FoxSports / AP Peru beats Chile 3-0 in international friendly: "Play was fairly even during the first period. But after the strong opening in the second, the Peruvians largely dominated what became a fast-paced shooting match as both teams burned through substitutions, but were unable to convert the hailstorm of shots and headers into more goals." There is nothing sweeter for a Peruvian than a football win over Chile. Unfortunately, a friendly match does not mean anything, especially since Peru lost to Chile in Santiago a few days before.

Transparency International / AP More charges against Peru's ex - president: "In the latest charges, the legislators alleged that Fujimori ordered police to raid Vladimiro Montesinos' apartment without a warrant in search of secretly taped videos linking the former president to crimes committed during his 1990-2000 regime. Officials believe the search yielded such videos and that they're still in Fujimori's possession."

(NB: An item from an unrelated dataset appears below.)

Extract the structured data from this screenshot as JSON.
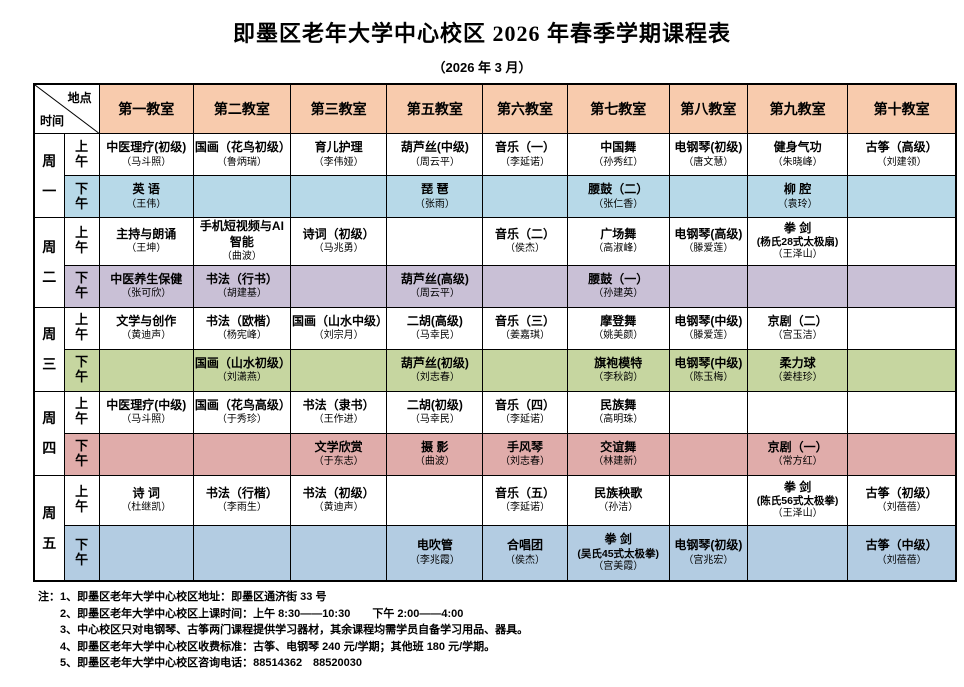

MSNBC / AP Peru's Congress votes to return to bicameral legislature: "The current Congress voted overwhelmingly to create a 50-seat Senate and expand the existing House from 120 members to 150." I don't see the Peruvian public applauding this measure. There's still too much cynicism about politicians and parties. They will view this amendment as a make-work measure for the politically connected.

Wednesday, April 2

Reuters Peru sees tax revenue growth in 2003 : "Boosting tax revenues are a key goal for Peru, which has one of the lowest levels of tax revenues as a percentage of GDP in Latin America. The country needs to collect more taxes and control spending to pay its $28 billion in debts."

Forbes / Retuers Peru swims up current, defying the odds: "Peru generally pays $2.5 billion a year in debt service while exports grew to $7.68 billion in 2002. But the government says the new debt will help shelter it from the effects of war and a shaky world economy." This is a overview of the economic situation and how Toledo is fairing. No surprises, but useful.

Tuesday, April 1

NY Times For Kon-Tiki Theory, Ray of Hope Is Dashed: "Meanwhile, the Peruvians decided to return the slaves whom they had improperly captured, though many had died from harsh labor or disease. A ship set out with 470 liberated slaves, but 439 died from disease, and their bodies were thrown overboard. The captain dropped off 15 survivors at Easter Island and the rest at Rapa." Another strange tale in which Peru plays a leading role. After giving up on using Polynesians for slave labor, they turned to China and Japan.